What a thing of beauty would be such letters,
so different from that horrid e-mail
that seeks to chain her in these fetters
with the quest to leave a paper trail.
Once she read the great odes.
Now she reads prose that’s spectre-thin.
She teaches all the Composition modes
to students with ears of tin.
How she yearns for poetry’s beaded bubbles.
But she gets incomprehensible sentences for her troubles.
I wrote this poem in 2009, during an autumn that included reading Stanley Plumly's biography of John Keats, Posthumous Keats, and seeing the wonderful Keats movie Bright Star (see this post and that post for what I was thinking at the time).
I returned to my morning zombie/Grandma/Advent draft and notes and rewrote it in sonnet form:
I want to believe in the power
of a kiss to wake the comatose.
I want to believe our love won't sour
if we pay attention in a daily dose.
Will you recognize my face
when you lie dying?
Will you call my name?
Will I come flying?
I think of my grandmother's favorite foods
that she now refuses to eat.
I got through a variety of moods
as I tempt her with her favorite treats.
What a lie these narratives weave;
from death we will be granted no reprieve.
Here's what I first wrote for the last couplet:
What a lie these narratives weave;
we forget that everything we love must leave.
I'm not sure I'm happy enough with this sonnet to do much more with it, which truth be told is why I posted it here. But I thought it would be interesting to people who wonder about the writing morning of a poet.
I have been dipping in and out of Nikky Finney's Head Off and Split, a wonderful collection that won the National Book Award this year. Her sprawling poems make me feel like I'm writing spare, sparse little things. Of course, the sonnet form lends itself to spare, condensed writing. And I firmly believe there's room in the world for all sorts of poems.
Still, reading Finney's book makes me wonder if I should experiment with longer poems. I tend to write poems the length of a page of 8 x 11 paper. What if I went for 5 pages? What if I wrote a series of poems? I'll keep these ideas in mind.
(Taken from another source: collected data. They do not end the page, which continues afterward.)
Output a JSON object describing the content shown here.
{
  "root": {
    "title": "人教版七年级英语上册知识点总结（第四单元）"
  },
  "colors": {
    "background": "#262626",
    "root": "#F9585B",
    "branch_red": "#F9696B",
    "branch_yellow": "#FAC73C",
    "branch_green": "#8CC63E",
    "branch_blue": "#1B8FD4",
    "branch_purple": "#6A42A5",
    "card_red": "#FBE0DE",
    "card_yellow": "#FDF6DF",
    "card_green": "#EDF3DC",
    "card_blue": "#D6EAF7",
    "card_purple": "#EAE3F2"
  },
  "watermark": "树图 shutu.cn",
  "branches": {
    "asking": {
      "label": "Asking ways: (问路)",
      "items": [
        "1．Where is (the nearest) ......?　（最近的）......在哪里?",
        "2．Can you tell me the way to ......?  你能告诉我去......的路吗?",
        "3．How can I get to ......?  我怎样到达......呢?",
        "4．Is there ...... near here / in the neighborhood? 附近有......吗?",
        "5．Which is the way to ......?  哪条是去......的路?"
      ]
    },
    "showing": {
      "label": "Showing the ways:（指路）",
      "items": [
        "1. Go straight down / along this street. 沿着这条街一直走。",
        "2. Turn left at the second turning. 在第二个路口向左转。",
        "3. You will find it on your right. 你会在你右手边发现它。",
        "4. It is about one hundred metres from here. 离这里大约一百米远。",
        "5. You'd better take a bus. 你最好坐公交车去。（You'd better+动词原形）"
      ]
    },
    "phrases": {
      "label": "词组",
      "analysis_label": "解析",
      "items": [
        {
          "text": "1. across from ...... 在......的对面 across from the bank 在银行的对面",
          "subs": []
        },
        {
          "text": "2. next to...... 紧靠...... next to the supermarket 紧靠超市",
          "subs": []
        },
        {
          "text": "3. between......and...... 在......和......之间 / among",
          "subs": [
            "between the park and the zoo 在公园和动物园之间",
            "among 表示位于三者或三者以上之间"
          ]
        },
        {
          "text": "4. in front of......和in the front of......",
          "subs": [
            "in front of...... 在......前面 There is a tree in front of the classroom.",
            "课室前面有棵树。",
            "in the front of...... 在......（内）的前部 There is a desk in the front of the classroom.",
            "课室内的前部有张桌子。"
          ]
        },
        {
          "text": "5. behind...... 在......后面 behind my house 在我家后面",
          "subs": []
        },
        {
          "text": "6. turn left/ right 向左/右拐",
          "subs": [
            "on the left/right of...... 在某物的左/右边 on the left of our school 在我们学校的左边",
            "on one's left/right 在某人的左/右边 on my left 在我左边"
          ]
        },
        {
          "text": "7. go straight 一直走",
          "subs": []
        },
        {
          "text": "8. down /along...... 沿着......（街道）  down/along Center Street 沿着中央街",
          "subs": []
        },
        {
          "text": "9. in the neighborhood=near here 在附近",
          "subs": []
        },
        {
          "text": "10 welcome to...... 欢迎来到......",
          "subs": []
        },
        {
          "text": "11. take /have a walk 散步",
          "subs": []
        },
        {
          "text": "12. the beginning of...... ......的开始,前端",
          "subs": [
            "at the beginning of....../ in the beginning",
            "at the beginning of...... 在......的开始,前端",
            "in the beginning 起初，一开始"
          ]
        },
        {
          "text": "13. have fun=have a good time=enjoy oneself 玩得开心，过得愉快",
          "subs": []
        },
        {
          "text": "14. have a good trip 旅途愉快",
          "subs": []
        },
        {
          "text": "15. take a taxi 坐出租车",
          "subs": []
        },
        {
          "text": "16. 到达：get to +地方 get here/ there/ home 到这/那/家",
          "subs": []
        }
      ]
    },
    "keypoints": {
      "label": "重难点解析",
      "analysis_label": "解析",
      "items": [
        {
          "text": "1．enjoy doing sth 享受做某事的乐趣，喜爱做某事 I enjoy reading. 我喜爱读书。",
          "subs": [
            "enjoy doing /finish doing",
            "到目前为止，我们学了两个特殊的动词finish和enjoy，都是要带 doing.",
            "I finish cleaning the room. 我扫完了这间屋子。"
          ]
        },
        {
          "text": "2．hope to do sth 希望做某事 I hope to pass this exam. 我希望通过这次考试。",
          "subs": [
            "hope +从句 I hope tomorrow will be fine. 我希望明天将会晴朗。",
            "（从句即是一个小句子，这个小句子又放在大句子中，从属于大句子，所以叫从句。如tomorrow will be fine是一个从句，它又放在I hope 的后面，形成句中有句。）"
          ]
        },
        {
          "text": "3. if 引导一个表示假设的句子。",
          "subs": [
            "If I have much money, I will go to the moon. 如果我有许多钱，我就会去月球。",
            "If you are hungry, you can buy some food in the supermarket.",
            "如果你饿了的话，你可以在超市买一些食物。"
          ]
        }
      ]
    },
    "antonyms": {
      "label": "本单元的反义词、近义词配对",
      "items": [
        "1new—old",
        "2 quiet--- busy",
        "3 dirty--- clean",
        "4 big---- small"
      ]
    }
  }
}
I've also been making cinnamon bread and cinnamon rolls this morning. Yes, it's been a busy bread week in my kitchen (go here to see a photo essay about my Santa Lucia Day bread). And it's been a busy work week, and a week of increased family phone calls, as we try to keep updated about my grandmother's health. I'm grateful to get a poem of any kind--and a kitchen full of bread fills me with gratitude too!